Ziatech, an Intel
(INTC)
subsidiary, employs about 200 people making and selling servers and
communications equipment.
"We can attract a lot of young people who want to stay around
here,'' says Hassan Miah, a Hollywood veteran who came here and
founded Xing Technology, which helped develop file-swapping
technology and was purchased by RealNetworks
(RNWK)
in 1999.
Miah, formerly the head of new media at Creative
Artists Agency in Beverly Hills, Calif., also founded SloMedia,
a company that develops digital entertainment software. It's based
in the heart of downtown, but Miah is leading a migration to a
fledgling industrial zone near the city's airport that officials
hope will become a hub for technology firms. Miah broke ground in
November on a 56,000-square-foot complex that was specially equipped
with high-speed Internet access to attract software companies,
especially in entertainment. SloMedia will occupy half of the space
and lease the rest. "I'm pretty bullish on the area,'' Miah says.
The new complex will help address the main obstacle to San Luis
Obispo's emergence as a full-fledged tech center: the city's
long-standing slow-growth policies and the consequent tight market
for office and manufacturing space. The community's skittishness
about growth dates back to the 1980s, when locals were stunned by an
influx of Los Angeles retirees and white-flighters who erected
suburban tract boxes in the surrounding pastures.
These days local officials want low-impact businesses, such as
software and new-media companies, that can take advantage of the
city's location along the state's fiber-optic data network, which
links up here with trans-Pacific undersea cables. However, officials
remain wary about going too far.
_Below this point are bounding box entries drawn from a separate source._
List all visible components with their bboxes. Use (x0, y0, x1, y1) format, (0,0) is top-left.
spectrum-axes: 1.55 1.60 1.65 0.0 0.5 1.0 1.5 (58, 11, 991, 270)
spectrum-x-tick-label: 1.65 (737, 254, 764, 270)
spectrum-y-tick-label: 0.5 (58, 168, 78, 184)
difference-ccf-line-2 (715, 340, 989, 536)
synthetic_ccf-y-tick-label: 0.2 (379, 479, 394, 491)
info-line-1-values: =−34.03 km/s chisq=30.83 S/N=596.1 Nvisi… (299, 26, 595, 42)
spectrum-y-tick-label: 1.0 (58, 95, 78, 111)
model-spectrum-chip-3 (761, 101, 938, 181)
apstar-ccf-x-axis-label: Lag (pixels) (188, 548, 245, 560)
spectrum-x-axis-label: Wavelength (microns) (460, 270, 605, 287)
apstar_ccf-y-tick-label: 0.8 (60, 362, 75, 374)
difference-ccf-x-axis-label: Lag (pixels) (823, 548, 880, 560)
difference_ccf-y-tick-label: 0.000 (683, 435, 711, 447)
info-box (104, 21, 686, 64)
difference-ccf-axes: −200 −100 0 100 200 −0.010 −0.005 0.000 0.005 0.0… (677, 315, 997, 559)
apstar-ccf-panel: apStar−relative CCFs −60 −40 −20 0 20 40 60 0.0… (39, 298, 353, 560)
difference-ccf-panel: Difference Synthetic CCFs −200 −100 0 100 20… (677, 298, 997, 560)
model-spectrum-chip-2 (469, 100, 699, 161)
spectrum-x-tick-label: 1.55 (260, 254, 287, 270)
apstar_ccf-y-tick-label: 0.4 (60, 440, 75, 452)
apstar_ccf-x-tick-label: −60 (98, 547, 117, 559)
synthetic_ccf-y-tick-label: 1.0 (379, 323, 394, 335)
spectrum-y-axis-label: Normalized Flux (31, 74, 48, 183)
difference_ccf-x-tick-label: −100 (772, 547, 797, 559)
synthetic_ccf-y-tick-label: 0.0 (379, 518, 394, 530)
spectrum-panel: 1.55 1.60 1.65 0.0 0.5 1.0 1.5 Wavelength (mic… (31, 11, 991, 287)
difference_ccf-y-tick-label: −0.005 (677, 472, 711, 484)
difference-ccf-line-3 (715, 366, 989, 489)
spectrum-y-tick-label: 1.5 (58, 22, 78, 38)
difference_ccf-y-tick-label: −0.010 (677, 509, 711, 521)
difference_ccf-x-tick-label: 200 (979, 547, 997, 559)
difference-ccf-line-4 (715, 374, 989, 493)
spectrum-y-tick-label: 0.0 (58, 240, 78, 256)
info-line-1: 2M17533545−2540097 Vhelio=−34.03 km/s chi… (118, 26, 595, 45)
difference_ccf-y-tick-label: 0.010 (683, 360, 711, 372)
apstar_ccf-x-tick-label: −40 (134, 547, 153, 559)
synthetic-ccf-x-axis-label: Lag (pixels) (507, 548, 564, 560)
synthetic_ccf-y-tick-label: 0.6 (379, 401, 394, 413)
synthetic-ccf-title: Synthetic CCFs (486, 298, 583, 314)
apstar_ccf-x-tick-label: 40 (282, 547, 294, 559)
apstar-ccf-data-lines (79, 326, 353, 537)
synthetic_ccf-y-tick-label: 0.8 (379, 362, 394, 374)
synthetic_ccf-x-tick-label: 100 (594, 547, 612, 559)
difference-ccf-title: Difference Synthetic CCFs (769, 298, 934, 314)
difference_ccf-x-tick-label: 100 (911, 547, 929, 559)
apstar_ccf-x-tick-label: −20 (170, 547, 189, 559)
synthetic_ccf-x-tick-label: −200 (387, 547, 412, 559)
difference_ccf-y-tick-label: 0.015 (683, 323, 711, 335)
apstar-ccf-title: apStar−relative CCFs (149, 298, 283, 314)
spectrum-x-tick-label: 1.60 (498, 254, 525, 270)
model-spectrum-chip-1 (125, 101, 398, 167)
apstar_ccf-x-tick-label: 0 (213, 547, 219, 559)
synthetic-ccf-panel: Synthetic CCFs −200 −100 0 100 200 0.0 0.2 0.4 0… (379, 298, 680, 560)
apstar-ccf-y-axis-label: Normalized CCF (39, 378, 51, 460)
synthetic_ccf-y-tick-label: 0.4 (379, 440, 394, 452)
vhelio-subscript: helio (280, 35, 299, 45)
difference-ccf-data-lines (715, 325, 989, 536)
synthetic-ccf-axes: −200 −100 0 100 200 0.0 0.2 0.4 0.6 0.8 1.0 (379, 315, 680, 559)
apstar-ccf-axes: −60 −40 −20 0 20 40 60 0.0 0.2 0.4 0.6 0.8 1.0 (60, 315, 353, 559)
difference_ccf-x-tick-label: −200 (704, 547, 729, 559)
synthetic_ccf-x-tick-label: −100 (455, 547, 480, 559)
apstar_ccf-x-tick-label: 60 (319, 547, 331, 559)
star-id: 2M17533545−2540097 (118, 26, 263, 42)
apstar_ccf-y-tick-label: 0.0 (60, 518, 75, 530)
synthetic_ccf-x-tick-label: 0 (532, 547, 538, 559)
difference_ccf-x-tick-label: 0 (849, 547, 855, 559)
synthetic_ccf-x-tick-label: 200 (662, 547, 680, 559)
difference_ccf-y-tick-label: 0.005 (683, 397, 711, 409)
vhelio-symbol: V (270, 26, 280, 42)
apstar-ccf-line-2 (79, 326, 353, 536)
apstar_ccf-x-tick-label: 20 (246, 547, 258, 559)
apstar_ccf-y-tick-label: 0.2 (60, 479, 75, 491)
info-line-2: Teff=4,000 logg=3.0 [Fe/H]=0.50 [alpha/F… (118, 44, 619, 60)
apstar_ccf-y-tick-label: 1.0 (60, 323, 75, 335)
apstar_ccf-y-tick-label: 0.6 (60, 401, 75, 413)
Recent plans for a
130,000-square-foot fiber-optic switching center hit a snag when the
architectural review commission objected that it would block views
of the Santa Lucia Mountains.
Another factor for business executives pondering a move here:
College students grab most of the rental vacancies in town, and the
area's attractiveness and the tight rein on growth have driven home
prices to new heights. The median home price in the area hit
$260,000 last year, low for the Bay Area or Los Angeles, but a 20
percent jump over the previous year.
For now, Wireless Mountain is happy with its office space. The
staff works in a sunny, open room with pods and enough open space
for a pingpong table. But King is uncertain about what will happen
when the company outgrows its current digs, a former nursery behind
Spike's Place, a bar and grill on Higuera Street downtown. The city
is so strict about expansion that, he says, "I'm not sure this is
the place for a company that is doubling and tripling in size."
Maybe not, but the firm's marketing director, Mary Slagle, is
against moving. After telecommuting for tech firms elsewhere, she
landed a job at Wireless Mountain, 15 easy miles from her home in
the beach town of Arroyo Grande. The commute takes her past coastal
dunes and diving pelicans – and precious few traffic snarls: "For
the L.A. commuter or the San Jose commuter, this place is heaven."